Author-Year	Theme	Tier	Year
Tetlock (2007)	Sentiment & Dictionary Baselines	Q1	2007
Hoberg and Phillips (2010)	Text-Based Firm-Level Exposures	Q1	2010
Loughran and McDonald (2011)	Sentiment & Dictionary Baselines	Q1	2011
Campbell et al. (2013)	Risk-Disclosure Information Content	Q1	2013
Baker, Bloom, and Davis (2016)	Narrative Asset Pricing & News-Based Factors	Q1	2016
Hoberg and Phillips (2016)	Text-Based Firm-Level Exposures	Q1	2016
Hope, Hu, and Lu (2016)	Risk-Disclosure Information Content	Q1	2016
Calomiris and Mamaysky (2019)	Narrative Asset Pricing & News-Based Factors	Q1	2019
Engle et al. (2019)	Narrative Asset Pricing & News-Based Factors	Q1	2019
Hassan et al. (2019)	Text-Based Firm-Level Exposures	Q1	2019
Kelly, Manela, and Moreira (2021)	LLM-Based Disclosure & Document Extraction	Q1	2021
Caldara and Iacoviello (2022)	Narrative Asset Pricing & News-Based Factors	Q1	2022
Bybee, Kelly, and Su (2023)	Narrative Asset Pricing & News-Based Factors	Q1	2023
Lu, Wang, and Zhang (2023)	LLM-Based Disclosure & Document Extraction	Q1	2023
Sautner et al. (2023)	Text-Based Firm-Level Exposures	Q1	2023
Doey and de Jong (2025)	LLM-Based Disclosure & Document Extraction	Q2	2025
Hayrapetyan and Gevorgyan (2025)	LLM-Based Disclosure & Document Extraction	untiered	2025
Hirshleifer et al. (2025)	Narrative Asset Pricing & News-Based Factors	Q2	2025
Hossain and Hossain (2025)	LLM-Based Disclosure & Document Extraction	Q1	2025
Li et al. (2025)	Narrative Asset Pricing & News-Based Factors	Q1	2025
Han et al. (2026)	Narrative Asset Pricing & News-Based Factors	Q1	2026
Sahu and Debata (2026)	LLM-Based Disclosure & Document Extraction	Q2	2026
Taibi (2026)	LLM-Based Disclosure & Document Extraction	untiered	2026

6. Conclusion

The thematic arc traced in this article runs from dictionary methods through firm-level exposures and aggregate news-based factors to large-language-model extraction. Each generation of methodology surfaced narrative dimensions that the previous generation could not see, and each is benchmarked against the older lexical baselines that came before it. The 23-paper corpus surveyed here covers all five themes that the underlying systematic literature review identified, and the corpus-at-a-glance table places every paper in its theme and tier.

Several open questions persist. Look-ahead bias is the dominant validity threat for any LLM-based study that uses modern off-the-shelf models on historical filings, and the field has not converged on a standard mitigation. Cross-market replication is uneven: U.S. evidence on news-based indices and 10-K disclosures is rich, but international replications are concentrated in a few countries and rarely test the same factor structure. Factor pricing of narrative betas is still being established, with topic-model factors competing against and partly subsuming the conventional factor zoo. Spanning tests have not yet reached the saturation that the equity-anomaly literature has achieved.

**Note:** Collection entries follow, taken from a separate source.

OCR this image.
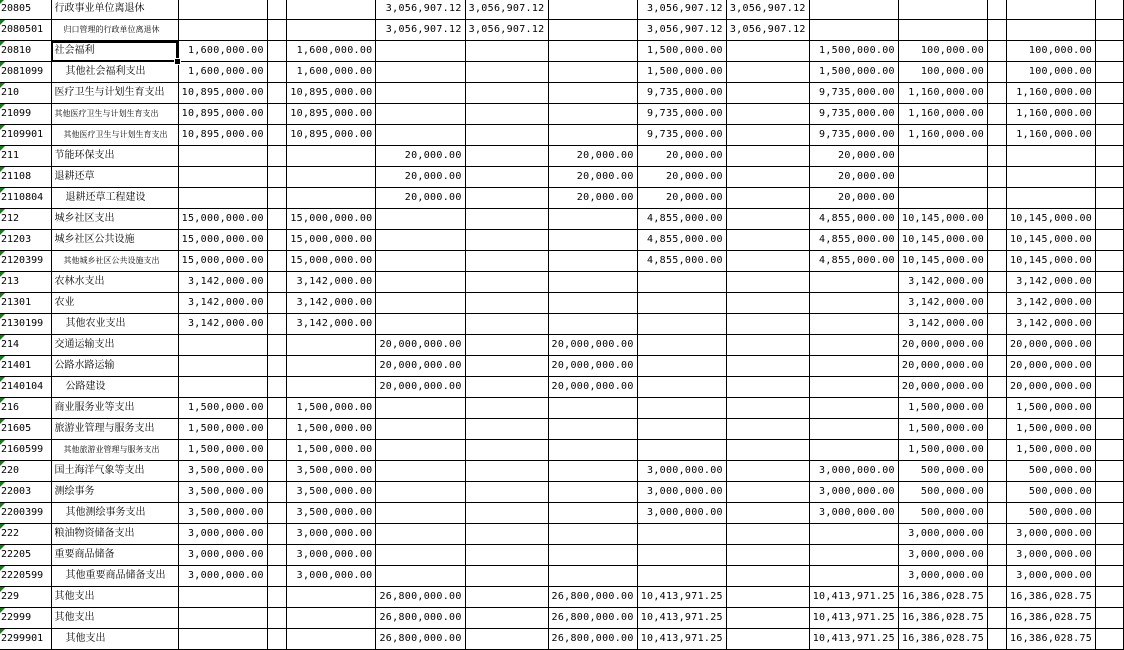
20805	行政事业单位离退休				3,056,907.12	3,056,907.12		3,056,907.12	3,056,907.12					
2080501	归口管理的行政单位离退休				3,056,907.12	3,056,907.12		3,056,907.12	3,056,907.12					
20810	社会福利	1,600,000.00		1,600,000.00				1,500,000.00		1,500,000.00	100,000.00		100,000.00	
2081099	其他社会福利支出	1,600,000.00		1,600,000.00				1,500,000.00		1,500,000.00	100,000.00		100,000.00	
210	医疗卫生与计划生育支出	10,895,000.00		10,895,000.00				9,735,000.00		9,735,000.00	1,160,000.00		1,160,000.00	
21099	其他医疗卫生与计划生育支出	10,895,000.00		10,895,000.00				9,735,000.00		9,735,000.00	1,160,000.00		1,160,000.00	
2109901	其他医疗卫生与计划生育支出	10,895,000.00		10,895,000.00				9,735,000.00		9,735,000.00	1,160,000.00		1,160,000.00	
211	节能环保支出				20,000.00		20,000.00	20,000.00		20,000.00				
21108	退耕还草				20,000.00		20,000.00	20,000.00		20,000.00				
2110804	退耕还草工程建设				20,000.00		20,000.00	20,000.00		20,000.00				
212	城乡社区支出	15,000,000.00		15,000,000.00				4,855,000.00		4,855,000.00	10,145,000.00		10,145,000.00	
21203	城乡社区公共设施	15,000,000.00		15,000,000.00				4,855,000.00		4,855,000.00	10,145,000.00		10,145,000.00	
2120399	其他城乡社区公共设施支出	15,000,000.00		15,000,000.00				4,855,000.00		4,855,000.00	10,145,000.00		10,145,000.00	
213	农林水支出	3,142,000.00		3,142,000.00							3,142,000.00		3,142,000.00	
21301	农业	3,142,000.00		3,142,000.00							3,142,000.00		3,142,000.00	
2130199	其他农业支出	3,142,000.00		3,142,000.00							3,142,000.00		3,142,000.00	
214	交通运输支出				20,000,000.00		20,000,000.00				20,000,000.00		20,000,000.00	
21401	公路水路运输				20,000,000.00		20,000,000.00				20,000,000.00		20,000,000.00	
2140104	公路建设				20,000,000.00		20,000,000.00				20,000,000.00		20,000,000.00	
216	商业服务业等支出	1,500,000.00		1,500,000.00							1,500,000.00		1,500,000.00	
21605	旅游业管理与服务支出	1,500,000.00		1,500,000.00							1,500,000.00		1,500,000.00	
2160599	其他旅游业管理与服务支出	1,500,000.00		1,500,000.00							1,500,000.00		1,500,000.00	
220	国土海洋气象等支出	3,500,000.00		3,500,000.00				3,000,000.00		3,000,000.00	500,000.00		500,000.00	
22003	测绘事务	3,500,000.00		3,500,000.00				3,000,000.00		3,000,000.00	500,000.00		500,000.00	
2200399	其他测绘事务支出	3,500,000.00		3,500,000.00				3,000,000.00		3,000,000.00	500,000.00		500,000.00	
222	粮油物资储备支出	3,000,000.00		3,000,000.00							3,000,000.00		3,000,000.00	
22205	重要商品储备	3,000,000.00		3,000,000.00							3,000,000.00		3,000,000.00	
2220599	其他重要商品储备支出	3,000,000.00		3,000,000.00							3,000,000.00		3,000,000.00	
229	其他支出				26,800,000.00		26,800,000.00	10,413,971.25		10,413,971.25	16,386,028.75		16,386,028.75	
22999	其他支出				26,800,000.00		26,800,000.00	10,413,971.25		10,413,971.25	16,386,028.75		16,386,028.75	
2299901	其他支出				26,800,000.00		26,800,000.00	10,413,971.25		10,413,971.25	16,386,028.75		16,386,028.75	
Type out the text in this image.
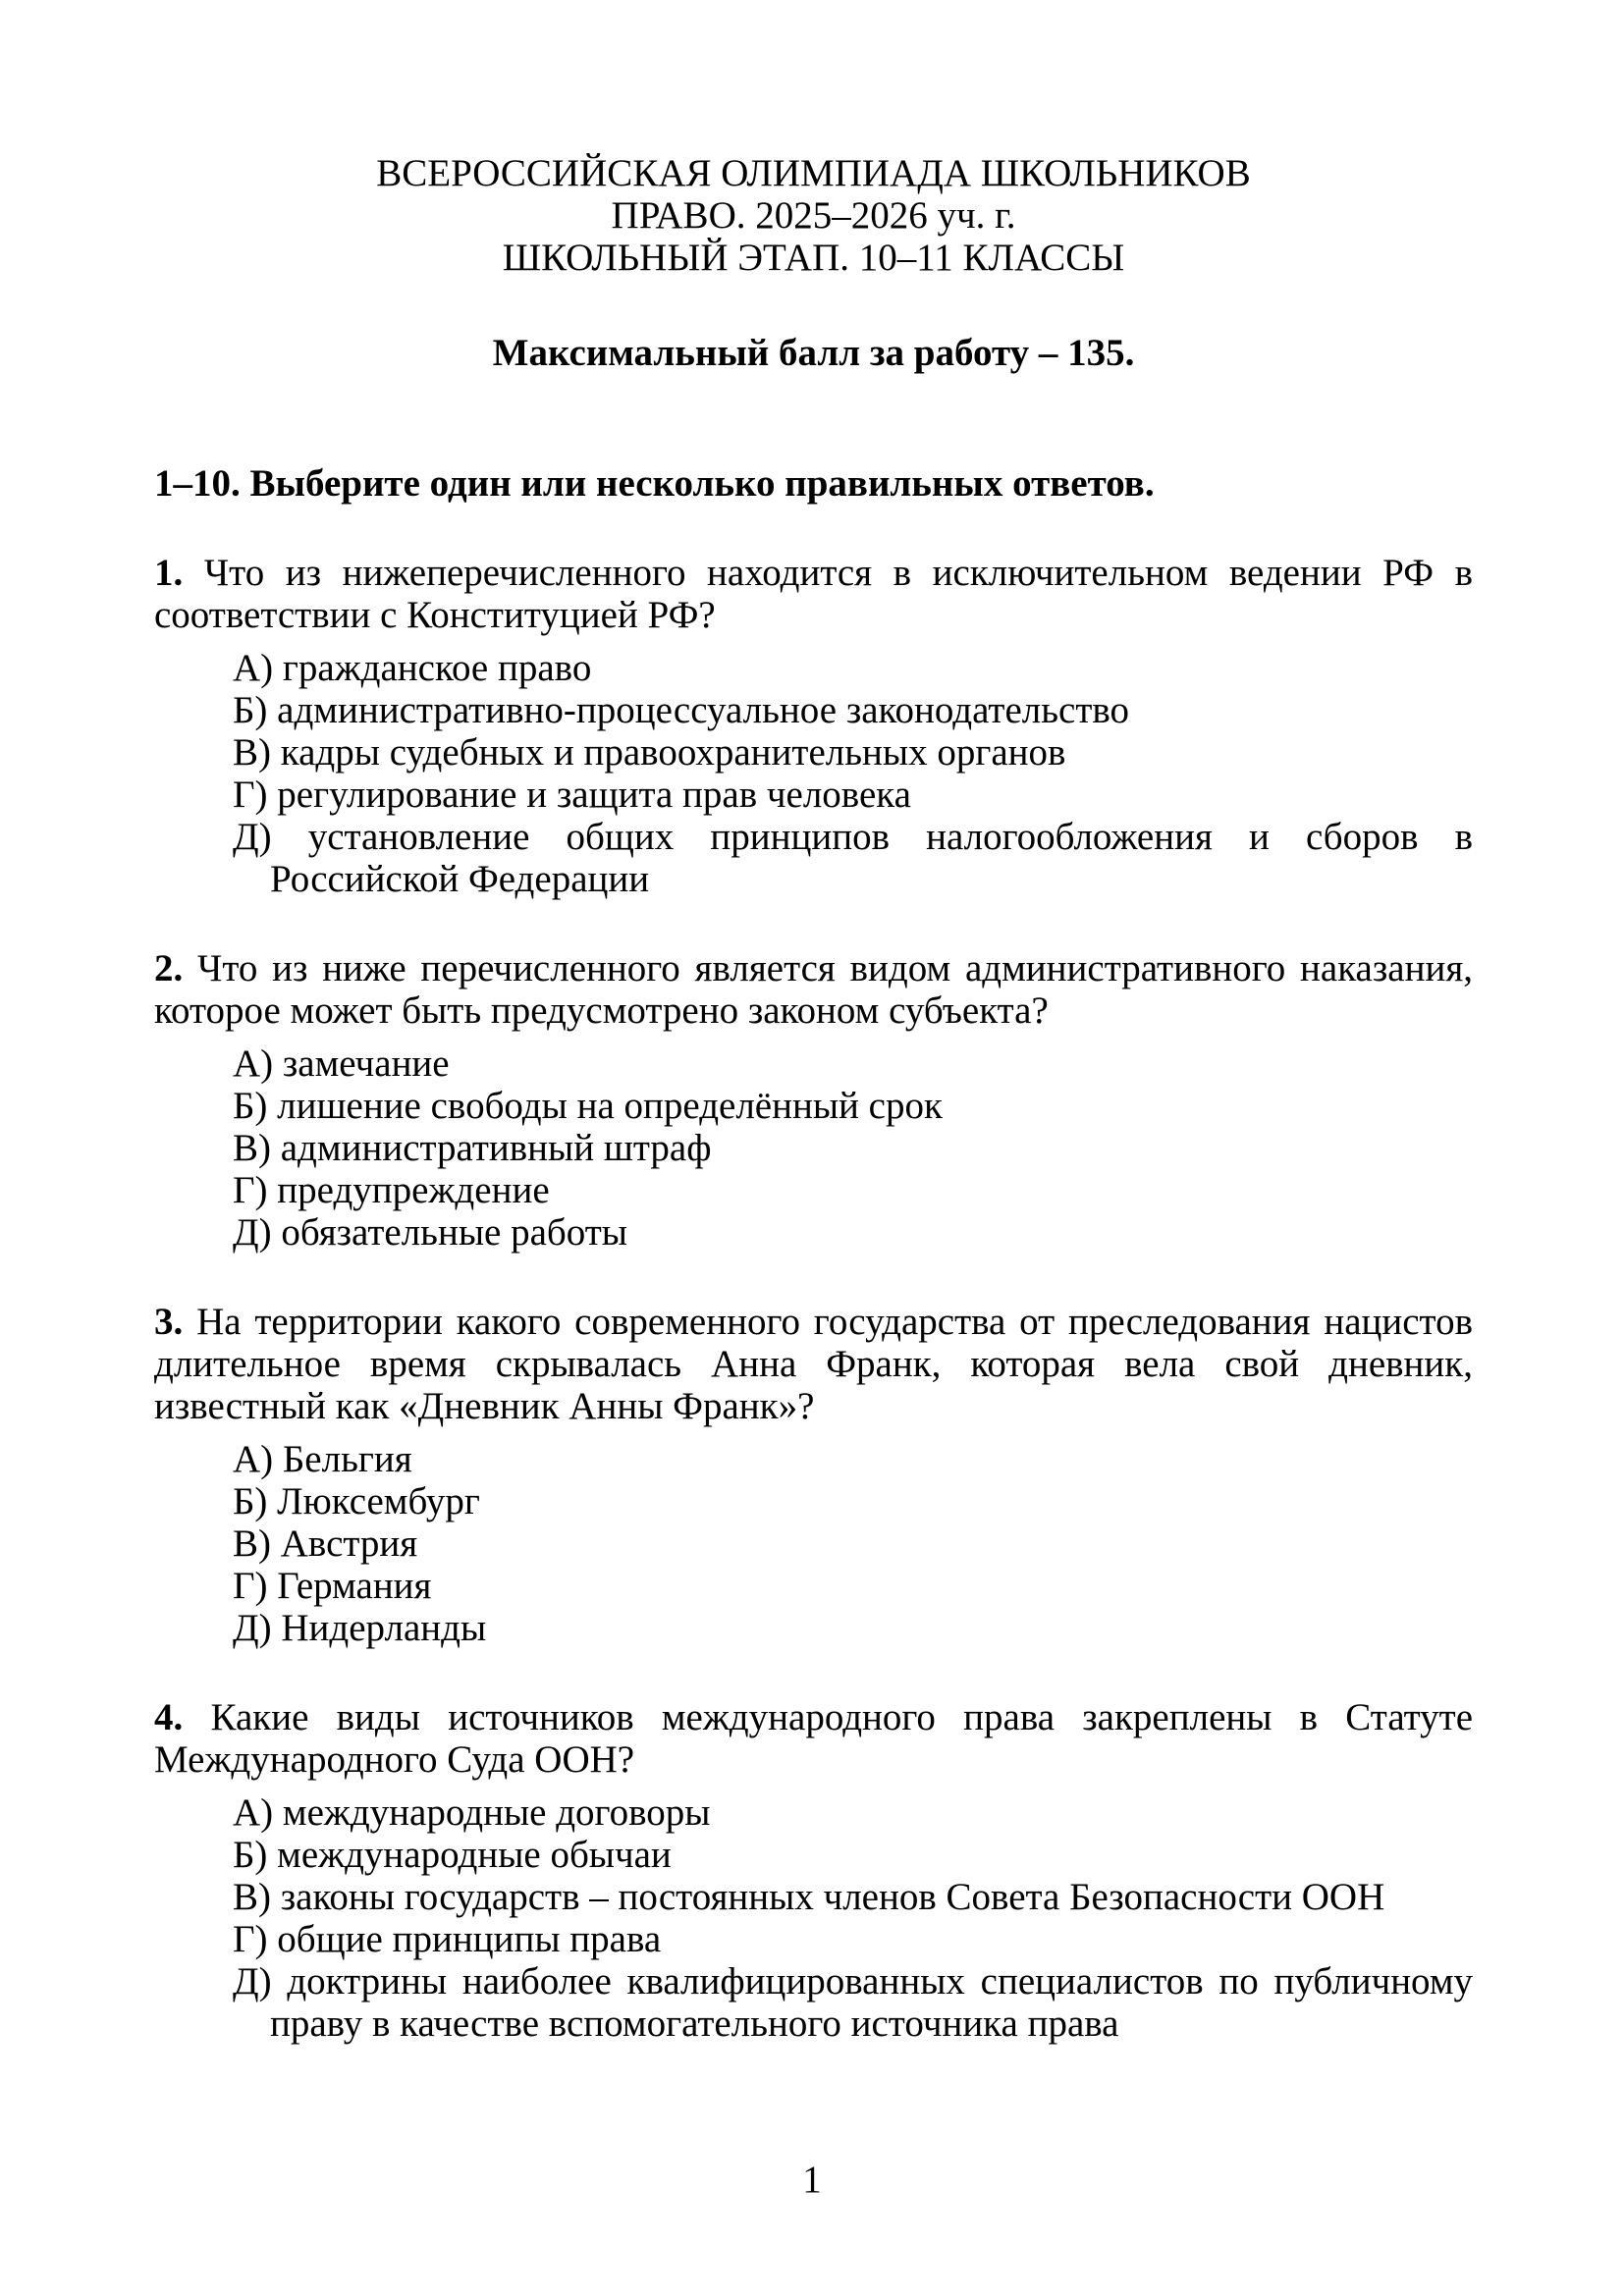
ВСЕРОССИЙСКАЯ ОЛИМПИАДА ШКОЛЬНИКОВ
ПРАВО. 2025–2026 уч. г.
ШКОЛЬНЫЙ ЭТАП. 10–11 КЛАССЫ
Максимальный балл за работу – 135.

1–10. Выберите один или несколько правильных ответов.

1. Что из нижеперечисленного находится в исключительном ведении РФ в соответствии с Конституцией РФ?

А) гражданское право
Б) административно-процессуальное законодательство
В) кадры судебных и правоохранительных органов
Г) регулирование и защита прав человека
Д) установление общих принципов налогообложения и сборов в Российской Федерации

2. Что из ниже перечисленного является видом административного наказания, которое может быть предусмотрено законом субъекта?

А) замечание
Б) лишение свободы на определённый срок
В) административный штраф
Г) предупреждение
Д) обязательные работы

3. На территории какого современного государства от преследования нацистов длительное время скрывалась Анна Франк, которая вела свой дневник, известный как «Дневник Анны Франк»?

А) Бельгия
Б) Люксембург
В) Австрия
Г) Германия
Д) Нидерланды

4. Какие виды источников международного права закреплены в Статуте Международного Суда ООН?

А) международные договоры
Б) международные обычаи
В) законы государств – постоянных членов Совета Безопасности ООН
Г) общие принципы права
Д) доктрины наиболее квалифицированных специалистов по публичному праву в качестве вспомогательного источника права
1
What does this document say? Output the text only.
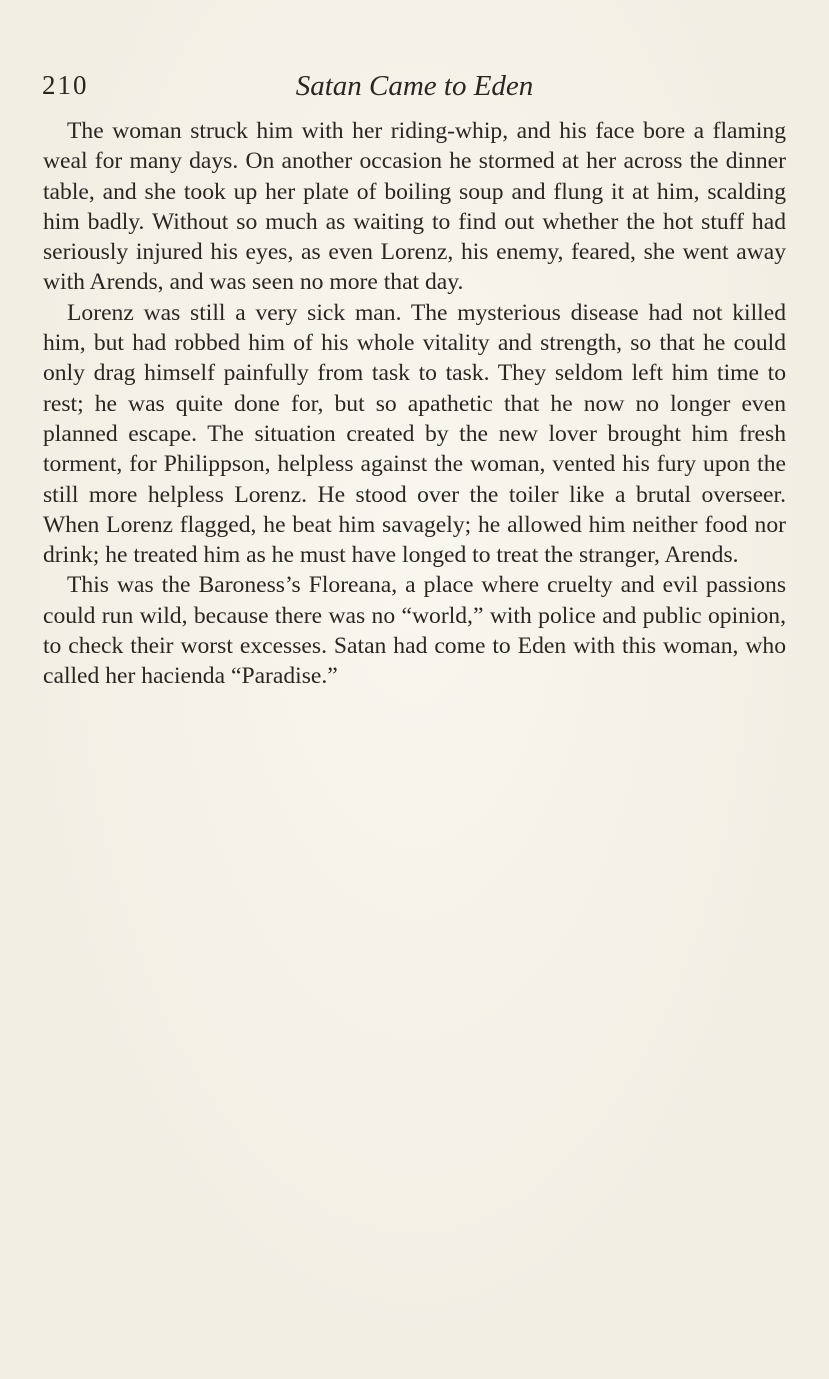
210	Satan Came to Eden

The woman struck him with her riding-whip, and his face bore a flaming weal for many days. On another occasion he stormed at her across the dinner table, and she took up her plate of boiling soup and flung it at him, scalding him badly. Without so much as waiting to find out whether the hot stuff had seriously injured his eyes, as even Lorenz, his enemy, feared, she went away with Arends, and was seen no more that day.

Lorenz was still a very sick man. The mysterious disease had not killed him, but had robbed him of his whole vitality and strength, so that he could only drag himself painfully from task to task. They seldom left him time to rest; he was quite done for, but so apathetic that he now no longer even planned escape. The situation created by the new lover brought him fresh torment, for Philippson, helpless against the woman, vented his fury upon the still more helpless Lorenz. He stood over the toiler like a brutal overseer. When Lorenz flagged, he beat him savagely; he allowed him neither food nor drink; he treated him as he must have longed to treat the stranger, Arends.

This was the Baroness’s Floreana, a place where cruelty and evil passions could run wild, because there was no “world,” with police and public opinion, to check their worst excesses. Satan had come to Eden with this woman, who called her hacienda “Paradise.”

The corpus itself flags a curation question. The SLR's relevance and quality criteria privilege asset-pricing applications, which means methodological-only papers (such as look-ahead-bias benchmarks) appear as cross-references in this article rather than as corpus members. A future SLR pass with explicit methodological-only inclusion criteria would close that gap, at the cost of a larger and noisier corpus.

This article does not propose new empirical work. The intent is structural: to provide a reader with a thematic map of what the systematic search surfaced and a reproducible record of how the body of literature was selected. The companion run directory contains every artefact (queries, scored candidates, theme classifications, exclusion logs) and the reproducibility infrastructure that the corpus rests on (Taibi, 2026).